Opposition growing to LNG project near Baltimore

Published 27 May 2009

Virginia-based gas company AES wants to build a liquefied natural gas terminal in eastern Baltimore County; the Federal Energy Regulatory Commission placed 169 conditions, mostly related to safety and environment, on its approval of the project; residents in the neighboring communities say the company is far from meeting these conditions

Here is another example of it is not easy to balance the requirements of security with those of prosperity and jobs. Opponents of a liquefied natural gas terminal in eastern Baltimore County stepped up their attacks Tuesday, hosting an appearance by a former CIA officer who said the $400 million project lacks critical safeguards and raises the specter of terrorism and piracy. The more I looked into this project, the more I thought the company building it does not care about the safety implications,” said Charles Faddis, who retired a year ago as chief of the CIA’s anti-terrorism unit and is a security consultant, based in Davidsonville, and a writer who has published two books on security issues.

Baltimore Sun’s Mary Gail Hare writes that Faddis spoke yesterday at a news conference, organized by the LNG Opposition Team, that was attended by several dozen residents, many of whom live near the Sparrows Point location where the terminal would be built. The team is battling AES Corp., the Arlington, Virginia-based gas company that plans to build the terminal and an 88-mile pipeline from it through Maryland to Pennsylvania.

The Federal Energy Regulatory Commission (FERC) gave AES conditional approval in January, but it has yet to reply to the dozen appeals of that decision and demands for a rehearing. “We are still fighting this thing,” said Russell Donnelly, team leader, who organized the news conference at the Fleming Center, a community activities building in Turners Station. “We could lose more than we would ever gain from this project.”
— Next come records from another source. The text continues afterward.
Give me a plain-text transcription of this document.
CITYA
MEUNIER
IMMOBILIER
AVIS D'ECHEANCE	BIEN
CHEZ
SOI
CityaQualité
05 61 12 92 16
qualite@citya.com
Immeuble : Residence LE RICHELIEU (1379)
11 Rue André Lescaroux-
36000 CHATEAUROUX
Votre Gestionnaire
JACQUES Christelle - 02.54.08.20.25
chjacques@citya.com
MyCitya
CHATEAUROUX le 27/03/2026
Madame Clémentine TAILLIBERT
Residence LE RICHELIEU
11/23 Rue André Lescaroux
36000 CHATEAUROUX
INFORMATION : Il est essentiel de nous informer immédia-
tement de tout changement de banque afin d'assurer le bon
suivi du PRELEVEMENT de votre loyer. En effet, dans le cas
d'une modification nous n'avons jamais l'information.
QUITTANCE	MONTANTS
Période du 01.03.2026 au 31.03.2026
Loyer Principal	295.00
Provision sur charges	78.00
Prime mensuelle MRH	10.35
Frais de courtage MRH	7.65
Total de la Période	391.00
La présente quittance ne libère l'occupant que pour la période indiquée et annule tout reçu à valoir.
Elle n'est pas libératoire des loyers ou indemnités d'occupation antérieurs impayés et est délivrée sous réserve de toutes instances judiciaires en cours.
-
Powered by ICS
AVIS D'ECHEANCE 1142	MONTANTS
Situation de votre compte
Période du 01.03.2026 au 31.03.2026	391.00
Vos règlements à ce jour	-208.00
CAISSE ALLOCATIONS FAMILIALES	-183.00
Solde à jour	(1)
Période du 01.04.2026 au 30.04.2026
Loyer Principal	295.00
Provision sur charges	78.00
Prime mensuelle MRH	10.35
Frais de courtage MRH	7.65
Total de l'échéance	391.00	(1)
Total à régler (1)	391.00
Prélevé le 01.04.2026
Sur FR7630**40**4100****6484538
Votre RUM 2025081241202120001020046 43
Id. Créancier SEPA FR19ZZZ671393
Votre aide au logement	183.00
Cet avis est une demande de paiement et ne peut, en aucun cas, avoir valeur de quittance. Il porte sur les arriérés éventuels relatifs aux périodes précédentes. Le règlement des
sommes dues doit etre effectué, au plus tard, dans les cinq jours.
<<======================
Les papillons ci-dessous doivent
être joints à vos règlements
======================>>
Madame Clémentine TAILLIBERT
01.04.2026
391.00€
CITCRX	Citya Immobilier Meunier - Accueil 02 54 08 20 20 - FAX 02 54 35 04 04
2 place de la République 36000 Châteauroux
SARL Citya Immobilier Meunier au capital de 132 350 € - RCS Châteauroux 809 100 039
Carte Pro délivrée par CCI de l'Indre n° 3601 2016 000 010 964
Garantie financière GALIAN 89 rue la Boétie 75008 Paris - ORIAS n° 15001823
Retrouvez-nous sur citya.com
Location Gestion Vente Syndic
While researching a book on liquefied natural gas, Faddis met Donnelly and volunteered to help his cause. Faddis said he visited the proposed site, near where the Patapsco River meets the Chesapeake Bay, and pored over hundreds of pages of documents.

FERC, which placed 169 conditions, mostly related to safety and environment, on its approval of the project, accepted Faddis’s testimony on securing the ships, the terminal, and the pipeline from the threat of terrorism. AES, which unsuccessfully opposed adding Faddis’ testimony to the record, said Tuesday that it would have no comment. “AES wants to build this facility without putting in meaningful safeguards to stand up to terrorist threats,” Faddis said.

In his talk yesterday, Faddis raised the issue of piracy, tying recent incidents on the Indian Ocean to what could happen on the Chesapeake Bay.

Tom Suneson, spokesman for the Marine Engineers Beneficial Association, a union that supports AES, called that theory alarmist and far-fetched. “Pirates are found in lawless places, where there is a total breakdown in society,” Suneson said. “These people are raising alarms and creating fear where it does not belong. This project will bring work to the port and plenty of jobs. We need this gas and we need the tankers to bring it in.”

The possibility of terrorism or catastrophic accident outweighs the promise of jobs, said state Sen. Norman Stone Jr., who attended the meeting. Faddis’s expertise “lends credence to what we know could happen here,” Stone said.

Many questioned the location of a terminal so close to their communities. AES has consistently minimized the dangers of its project, said Alice Mason of Turners Station. “They are telling us we are expendable,” she said. “Meetings like this tell us this is not a done deal and we need to keep fighting.”